Clinical data about cohorts is often provided in tabular form in the medical genetics literature. Often, supplemental tables with clinical data about the cohort are provided as Excel files. Use the Excel (Cols) button to import Excel files in which data for each individual is represented by a column. Use Excel (Rows) button to import Excel files in which data for each individual is represented by a row.

Warning
Some excel files encountered in the literature can be difficult to parse. For instance, sometimes there are formatting errors such that the contents of one cell "spills over" into the next row. Sometimes, information about two different items is presented in the same cell (e.g., Age and Sex). Phenoboard provides functionality to merge and split cells that may help to deal with this, but it may be easier to manually edit the excel file in some cases.

The Excel import buttons are disactivated if there is no current cohort. Thus, if you are trying to create a cohort from scratch based on an Excel file, you first need to create the cohort data using the New Cohort page.

Saving and Loading ETL files

If you would like to save your work and come back later to finish, use the Save ETL button to save the file that contains the current state of the ETL file. Use the Load ETL button to load the file and resume work where you left off.

ETL: Extract transform load ETL is a three-phase computing process where data is extracted from an input source, transformed (including cleaning), and loaded into an output data container. In our case, we are extracting data from the original Excel file, transforming it into HPO terms and other data required for the phenopacket, and loading the transformed data into the Cohort data structure that phenoboard uses to store data about cohorts of individuals (phenopackets).

PMID

Assign the PubMed identifier of the article from which the cohort data was taken.

Add to cohort

When you are finished transforming each column, the next step is to load the data into the current cohort. This is not possible unless all columns have been transformed or marked as "Ignored" (except for the HPO Text Mining column, which is optional).

Transforming columns

Phenoboard offers a number of different functions for transforming columns, each of which can be started from the context menu that appears upon right click. The following sections describe the major functionalities. Many of the dialogs also provide help that can be accessed by clicking on the ? symbol.

Demographic information

Each individual can be annotated with an individual identifier, sex, age of onset, age at last encounter, deceased status. Optionally, a column with a family identifier can be marked and merged with the individual identifier column. To do this, right click on the column header and navegate the context menu as shown below.

Ingesting age
Importing age entries.

Individual ID

This entry must be unique in the cohort. For instance, it would be an error to have two rows with the identifier "Individual A".

Sex column

This column is used to specify the biological sex of the individual. A variety of formats are transformed into the phenopacket standard entries:

  • M: Male
  • F: Female
  • O: Other
  • U: Unknown (or not recorded, not available)

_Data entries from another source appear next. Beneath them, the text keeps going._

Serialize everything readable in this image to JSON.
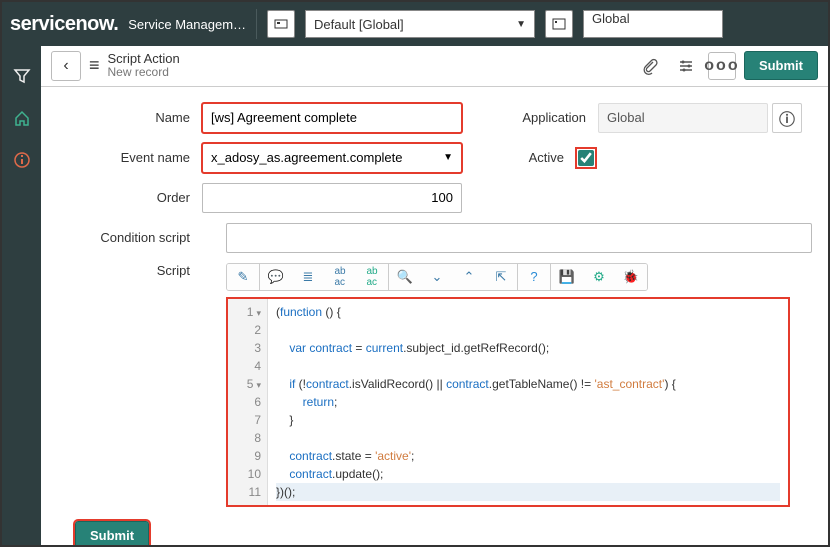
{
  "topbar": {
    "logo": "servicenow",
    "app_title": "Service Managem…",
    "scope_select": "Default [Global]",
    "domain_select": "Global"
  },
  "header": {
    "title": "Script Action",
    "subtitle": "New record",
    "submit_label": "Submit"
  },
  "form": {
    "name_label": "Name",
    "name_value": "[ws] Agreement complete",
    "event_label": "Event name",
    "event_value": "x_adosy_as.agreement.complete",
    "order_label": "Order",
    "order_value": "100",
    "condition_label": "Condition script",
    "condition_value": "",
    "script_label": "Script",
    "application_label": "Application",
    "application_value": "Global",
    "active_label": "Active",
    "active_checked": true
  },
  "code_lines": [
    "(function () {",
    "",
    "    var contract = current.subject_id.getRefRecord();",
    "",
    "    if (!contract.isValidRecord() || contract.getTableName() != 'ast_contract') {",
    "        return;",
    "    }",
    "",
    "    contract.state = 'active';",
    "    contract.update();",
    "})();"
  ],
  "footer": {
    "submit_label": "Submit"
  }
}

Age of onset/Age at last encounter

Enter the age at first manifestation of any clinical manifestation related to the disease (Onset) and the age at which the individual was last medically examined (last encounter). The ingest will try to transform the data in the column into a Gestational age, HPO term, or ISO 8601 string as appropriate. It is common to see that the age is provide in years (just the number without "y" or "years"). In this case, use the "Assume years" option to ingest the data.

Deceased

The data in this column must be in the phenopacket format

  • yes: deceased
  • no: alive
  • na: unknown/not available

Further information about these fields can be found in the Phenopacket Schema documentation.